La fin des années 1980 marque un tournant dans la vie artistique de l’Ontario français, puisque l’on assiste peu à peu à la professionnalisation des arts dans la province. C’est dans ce contexte que Paul-François Sylvestre (NOTE 8) arrive à la barre de la revue en 1987. Les institutions artistiques fleurissent (compagnies de théâtre, maisons d’édition, galeries d’arts, centres culturels, etc.) ce qui fournit à Liaison une matière suffisante pour que la revue se consacre entièrement à la vie artistique de l’Ontario français et offre aux artistes professionnels un espace d’échange. Sylvestre décide aussi de délaisser le caractère revendicateur de la revue pour en faire un médium de promotion purement artistique, au service des artistes : Liaison devient un outil de communication et de diffusion de l’art professionnel (NOTE 9). Dans la lignée de ses prédécesseurs, pendant les dix années de son mandat, il soutiendra les artistes et la création et s’efforcera d’ouvrir le contenu de la revue à un maximum de domaines artistiques : littérature, musique, arts visuels, cinéma etc.
L’ouverture pancanadienne
Liaison n’a pas échappé pas aux difficultés administratives et financières qui assaillent tout organisme culturel. Tout au long de son histoire, ses responsables ont dû faire face aux aléas des politiques gouvernementales afin de défendre la valeur des arts, souvent relégués au second rang et victimes de coupures budgétaires.

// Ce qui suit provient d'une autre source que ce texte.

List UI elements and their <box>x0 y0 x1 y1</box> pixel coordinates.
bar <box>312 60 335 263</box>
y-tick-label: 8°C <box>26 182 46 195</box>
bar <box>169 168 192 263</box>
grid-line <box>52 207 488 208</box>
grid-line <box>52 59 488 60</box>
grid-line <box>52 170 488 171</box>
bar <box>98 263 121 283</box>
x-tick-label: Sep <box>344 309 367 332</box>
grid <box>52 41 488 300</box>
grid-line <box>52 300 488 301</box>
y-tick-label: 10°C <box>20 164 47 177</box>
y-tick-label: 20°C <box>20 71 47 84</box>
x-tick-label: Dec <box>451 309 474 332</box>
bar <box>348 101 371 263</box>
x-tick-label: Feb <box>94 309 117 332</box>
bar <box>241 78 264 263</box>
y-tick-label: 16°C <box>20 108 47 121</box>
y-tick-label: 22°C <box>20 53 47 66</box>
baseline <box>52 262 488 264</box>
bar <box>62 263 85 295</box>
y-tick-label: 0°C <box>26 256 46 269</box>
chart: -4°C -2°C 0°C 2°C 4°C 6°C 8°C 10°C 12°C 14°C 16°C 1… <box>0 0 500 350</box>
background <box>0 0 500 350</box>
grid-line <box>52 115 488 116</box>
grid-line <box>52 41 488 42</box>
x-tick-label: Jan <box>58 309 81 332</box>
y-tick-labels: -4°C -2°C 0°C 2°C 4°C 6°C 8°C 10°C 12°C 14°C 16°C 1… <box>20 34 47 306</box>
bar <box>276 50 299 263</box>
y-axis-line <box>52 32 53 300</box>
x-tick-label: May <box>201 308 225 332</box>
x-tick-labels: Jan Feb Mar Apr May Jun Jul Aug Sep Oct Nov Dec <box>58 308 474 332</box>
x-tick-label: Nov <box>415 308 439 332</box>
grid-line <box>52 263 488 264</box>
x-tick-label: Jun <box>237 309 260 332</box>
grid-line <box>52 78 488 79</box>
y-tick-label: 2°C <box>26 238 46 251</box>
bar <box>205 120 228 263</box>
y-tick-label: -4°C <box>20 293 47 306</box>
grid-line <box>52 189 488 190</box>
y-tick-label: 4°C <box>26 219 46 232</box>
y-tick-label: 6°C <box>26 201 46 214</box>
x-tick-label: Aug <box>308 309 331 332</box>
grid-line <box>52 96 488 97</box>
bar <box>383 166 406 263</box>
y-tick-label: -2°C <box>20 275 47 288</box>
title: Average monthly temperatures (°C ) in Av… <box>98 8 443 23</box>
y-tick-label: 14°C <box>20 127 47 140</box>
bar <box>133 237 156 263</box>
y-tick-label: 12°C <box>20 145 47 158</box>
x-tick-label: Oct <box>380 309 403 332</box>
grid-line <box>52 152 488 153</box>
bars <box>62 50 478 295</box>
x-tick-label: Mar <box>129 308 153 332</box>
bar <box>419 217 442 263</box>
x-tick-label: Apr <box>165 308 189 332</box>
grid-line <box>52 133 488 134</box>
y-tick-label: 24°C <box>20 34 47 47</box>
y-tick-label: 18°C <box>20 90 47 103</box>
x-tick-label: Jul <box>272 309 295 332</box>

Arrivé en 1997, Stefan Psenak (NOTE 10) prend en compte ces impératifs et procède à un changement d’image, rendant la revue visuellement plus attrayante. Pour lui, le succès de Liaison passe inévitablement par le développement du marché, ce qui jusque-là n’avait pas été une priorité. On commence à entrevoir la possibilité d’élargir les horizons de la revue à l’extérieur de l’Ontario, un virage que Psenak amorcera lui-même en 2002 avec la parution d’un numéro hors série reconnaissant le travail d’artistes francophones de toutes les provinces.
L’expansion du terrain d’action de Liaison s’officialise en 2005 sous la direction d’Arash Mohtashami-Maali, alors à la tête de la revue depuis deux ans (NOTE 11). Le numéro spécial 129, dédié à la littérature de l’Ontario, de l’Acadie et de l’Ouest, est le premier opus pancanadien de la revue. Si l’intention initiale de faire paraître plusieurs numéros pancanadiens par an est compromise faute de budget, l’idée ne sera pas complètement abandonnée : suite au succès de ce numéro spécial, Liaison inclut depuis 2006 des textes sur la vie artistique des autres régions francophones dans chacun de ses numéros. Mohtashami-Maali souhaite ainsi favoriser l’interaction entre les artistes de ces différentes régions et susciter la réflexion autour des créations artistiques du Canada français tout entier.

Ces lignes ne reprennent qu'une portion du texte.